Does the description disclose side effects, auth requirements, rate limits, or destructive behavior?

With no annotations, the description must disclose behavioral traits, but it only mentions 'multi-source snapshot' without details on source count, freshness, ordering, or output structure. The tool appears to be a simple fetch, but lacks transparency on aggregation behavior.

Agents need to know what a tool does to the world before calling it. Descriptions should go beyond structured annotations to explain consequences.

Conciseness5/5

Is the description appropriately sized, front-loaded, and free of redundancy?

The description is a single, front-loaded sentence with no wasted words. It is concise and immediately clear.

Shorter descriptions cost fewer tokens and are easier for agents to parse. Every sentence should earn its place.

Completeness4/5

Given the tool's complexity, does the description cover enough for an agent to succeed on first attempt?

Given the zero-parameter simplicity and presence of an output schema, the description is nearly complete. It could optionally mention the output nature, but the rule states output schema fills that role. Adequate for a straightforward tool.

Complex tools with many parameters or behaviors need more documentation. Simple tools need less. This dimension scales expectations accordingly.

Parameters4/5

Does the description clarify parameter syntax, constraints, interactions, or defaults beyond what the schema provides?

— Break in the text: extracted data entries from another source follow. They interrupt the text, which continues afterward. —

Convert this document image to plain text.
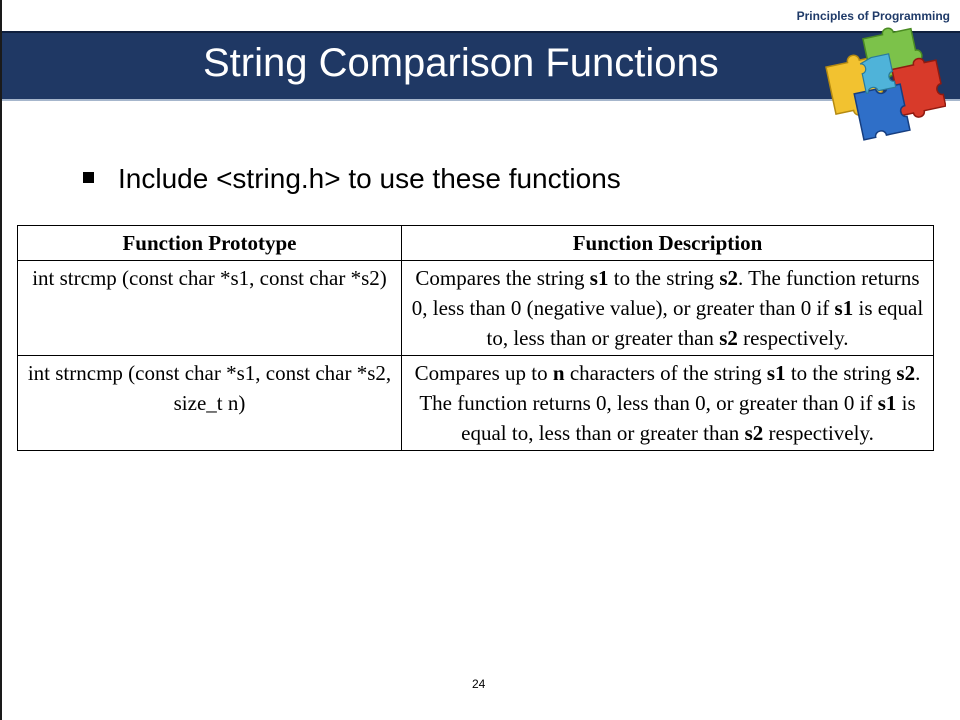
Principles of Programming
String Comparison Functions
Include <string.h> to use these functions
Function Prototype	Function Description
int strcmp (const char *s1, const char *s2)	Compares the string s1 to the string s2. The function returns 0, less than 0 (negative value), or greater than 0 if s1 is equal to, less than or greater than s2 respectively.
int strncmp (const char *s1, const char *s2, size_t n)	Compares up to n characters of the string s1 to the string s2. The function returns 0, less than 0, or greater than 0 if s1 is equal to, less than or greater than s2 respectively.
24
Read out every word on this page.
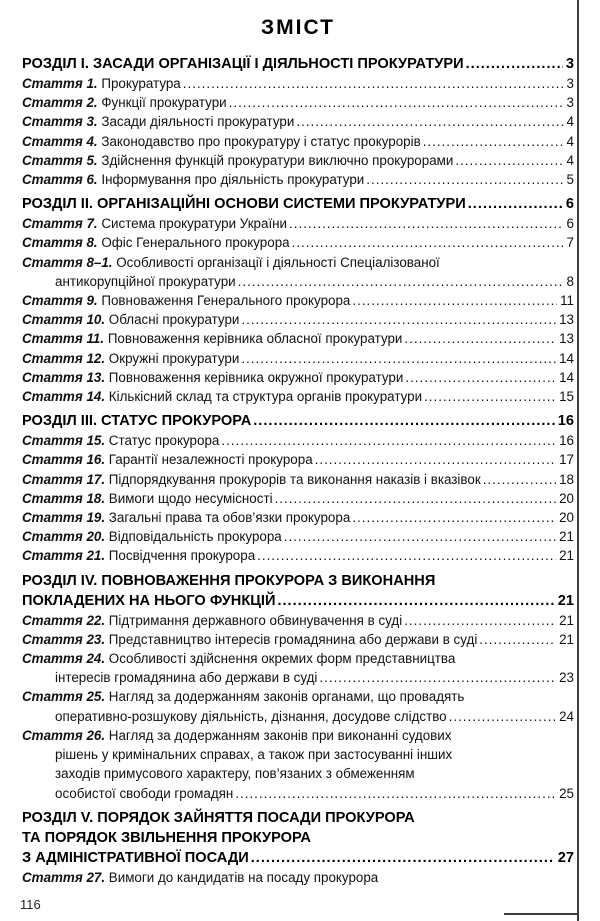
ЗМІСТ
РОЗДІЛ I. ЗАСАДИ ОРГАНІЗАЦІЇ І ДІЯЛЬНОСТІ ПРОКУРАТУРИ .....	3
Стаття 1. Прокуратура .....	3
Стаття 2. Функції прокуратури .....	3
Стаття 3. Засади діяльності прокуратури .....	4
Стаття 4. Законодавство про прокуратуру і статус прокурорів .....	4
Стаття 5. Здійснення функцій прокуратури виключно прокурорами .....	4
Стаття 6. Інформування про діяльність прокуратури .....	5
РОЗДІЛ II. ОРГАНІЗАЦІЙНІ ОСНОВИ СИСТЕМИ ПРОКУРАТУРИ .....	6
Стаття 7. Система прокуратури України .....	6
Стаття 8. Офіс Генерального прокурора .....	7
Стаття 8–1. Особливості організації і діяльності Спеціалізованої
антикорупційної прокуратури .....	8
Стаття 9. Повноваження Генерального прокурора .....	11
Стаття 10. Обласні прокуратури .....	13
Стаття 11. Повноваження керівника обласної прокуратури .....	13
Стаття 12. Окружні прокуратури .....	14
Стаття 13. Повноваження керівника окружної прокуратури .....	14
Стаття 14. Кількісний склад та структура органів прокуратури .....	15
РОЗДІЛ III. СТАТУС ПРОКУРОРА .....	16
Стаття 15. Статус прокурора .....	16
Стаття 16. Гарантії незалежності прокурора .....	17
Стаття 17. Підпорядкування прокурорів та виконання наказів і вказівок .....	18
Стаття 18. Вимоги щодо несумісності .....	20
Стаття 19. Загальні права та обов’язки прокурора .....	20
Стаття 20. Відповідальність прокурора .....	21
Стаття 21. Посвідчення прокурора .....	21
РОЗДІЛ IV. ПОВНОВАЖЕННЯ ПРОКУРОРА З ВИКОНАННЯ
ПОКЛАДЕНИХ НА НЬОГО ФУНКЦІЙ .....	21
Стаття 22. Підтримання державного обвинувачення в суді .....	21
Стаття 23. Представництво інтересів громадянина або держави в суді .....	21
Стаття 24. Особливості здійснення окремих форм представництва
інтересів громадянина або держави в суді .....	23
Стаття 25. Нагляд за додержанням законів органами, що провадять
оперативно-розшукову діяльність, дізнання, досудове слідство .....	24
Стаття 26. Нагляд за додержанням законів при виконанні судових
рішень у кримінальних справах, а також при застосуванні інших
заходів примусового характеру, пов’язаних з обмеженням
особистої свободи громадян .....	25
РОЗДІЛ V. ПОРЯДОК ЗАЙНЯТТЯ ПОСАДИ ПРОКУРОРА
ТА ПОРЯДОК ЗВІЛЬНЕННЯ ПРОКУРОРА
З АДМІНІСТРАТИВНОЇ ПОСАДИ .....	27
Стаття 27. Вимоги до кандидатів на посаду прокурора
116
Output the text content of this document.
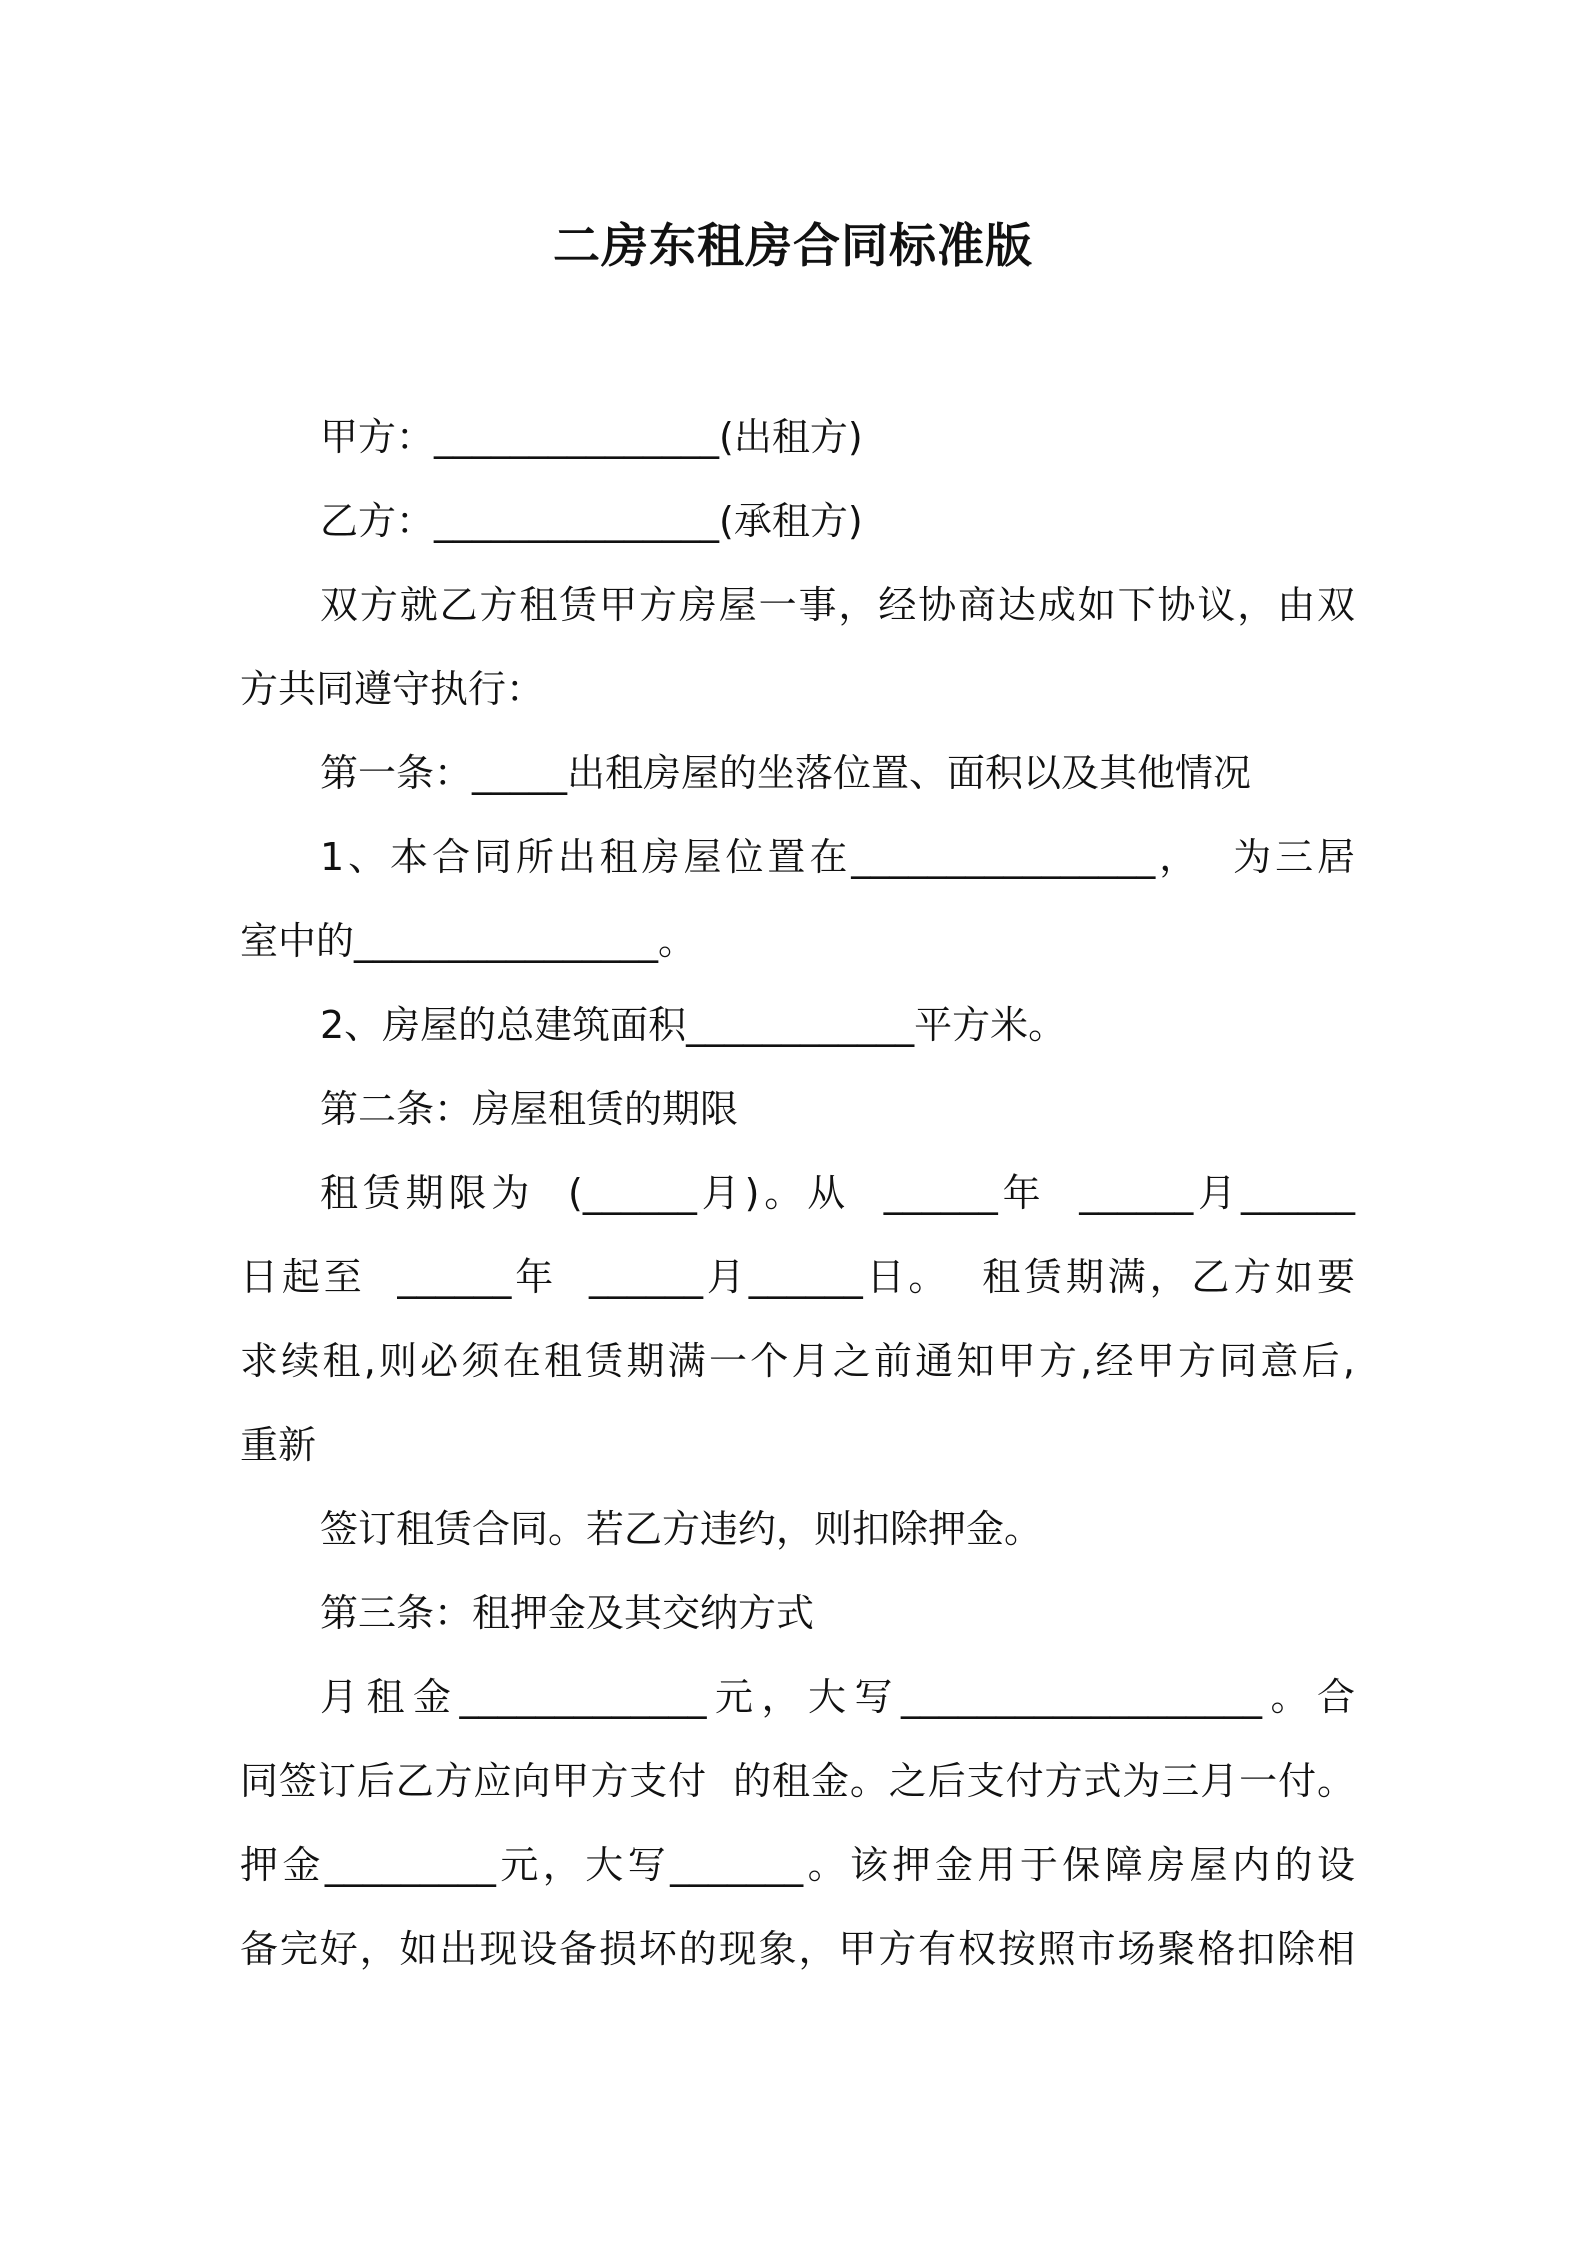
二房东租房合同标准版

甲方：_______________(出租方)

乙方：_______________(承租方)

双方就乙方租赁甲方房屋一事，经协商达成如下协议，由双

方共同遵守执行：

第一条：_____出租房屋的坐落位置、面积以及其他情况

1、本合同所出租房屋位置在________________，  为三居

室中的________________。

2、房屋的总建筑面积____________平方米。

第二条：房屋租赁的期限

租赁期限为  (______月)。从  ______年  ______月______

日起至  ______年  ______月______日。  租赁期满，乙方如要

求续租,则必须在租赁期满一个月之前通知甲方,经甲方同意后,

重新

签订租赁合同。若乙方违约，则扣除押金。

第三条：租押金及其交纳方式

月租金_____________元，大写___________________。合

同签订后乙方应向甲方支付  的租金。之后支付方式为三月一付。

押金_________元，大写_______。该押金用于保障房屋内的设

备完好，如出现设备损坏的现象，甲方有权按照市场聚格扣除相
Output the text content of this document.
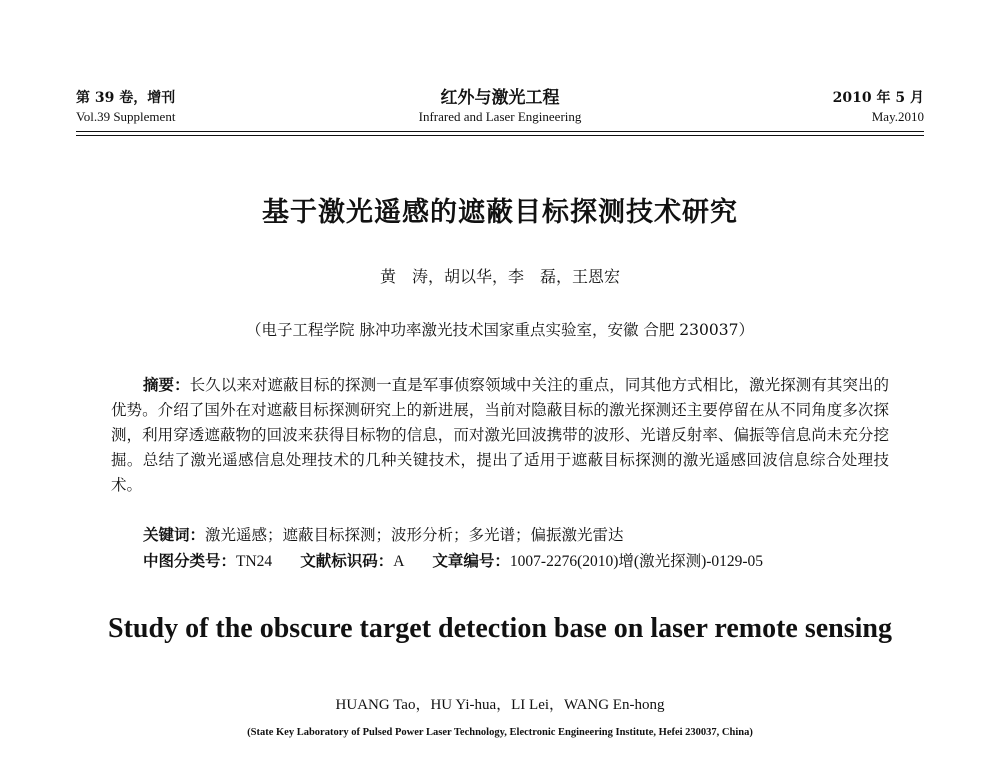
第 39 卷，增刊
Vol.39 Supplement
红外与激光工程
Infrared and Laser Engineering
2010 年 5 月
May.2010
基于激光遥感的遮蔽目标探测技术研究
黄　涛，胡以华，李　磊，王恩宏
（电子工程学院 脉冲功率激光技术国家重点实验室，安徽 合肥 230037）
摘要：长久以来对遮蔽目标的探测一直是军事侦察领域中关注的重点，同其他方式相比，激光探测有其突出的优势。介绍了国外在对遮蔽目标探测研究上的新进展，当前对隐蔽目标的激光探测还主要停留在从不同角度多次探测，利用穿透遮蔽物的回波来获得目标物的信息，而对激光回波携带的波形、光谱反射率、偏振等信息尚未充分挖掘。总结了激光遥感信息处理技术的几种关键技术，提出了适用于遮蔽目标探测的激光遥感回波信息综合处理技术。
关键词：激光遥感；遮蔽目标探测；波形分析；多光谱；偏振激光雷达
中图分类号：TN24 文献标识码：A 文章编号：1007-2276(2010)增(激光探测)-0129-05
Study of the obscure target detection base on laser remote sensing
HUANG Tao，HU Yi-hua，LI Lei，WANG En-hong
(State Key Laboratory of Pulsed Power Laser Technology, Electronic Engineering Institute, Hefei 230037, China)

The tool has zero parameters and schema coverage is 100%. The description is vacuously sufficient for parameters, earning a baseline score of 4 as per rubric for zero-parameter tools.

Input schemas describe structure but not intent. Descriptions should explain non-obvious parameter relationships and valid value ranges.

Purpose5/5

Does the description clearly state what the tool does and how it differs from similar tools?

The description 'Fetch a multi-source snapshot of world headlines' clearly states the action (fetch) and the resource (world headlines), and implies aggregation from multiple sources, distinguishing it from sibling tools like search_web or fetch_url.

Agents choose between tools based on descriptions. A clear purpose with a specific verb and resource helps agents select the right tool.

Usage Guidelines2/5

Does the description explain when to use this tool, when not to, or what alternatives exist?

The description provides no guidance on when to use this tool over alternatives, nor any exclusions or prerequisites. It is a single-purpose statement without contextual usage advice.

Agents often have multiple tools that could apply. Explicit usage guidance like "use X instead of Y when Z" prevents misuse.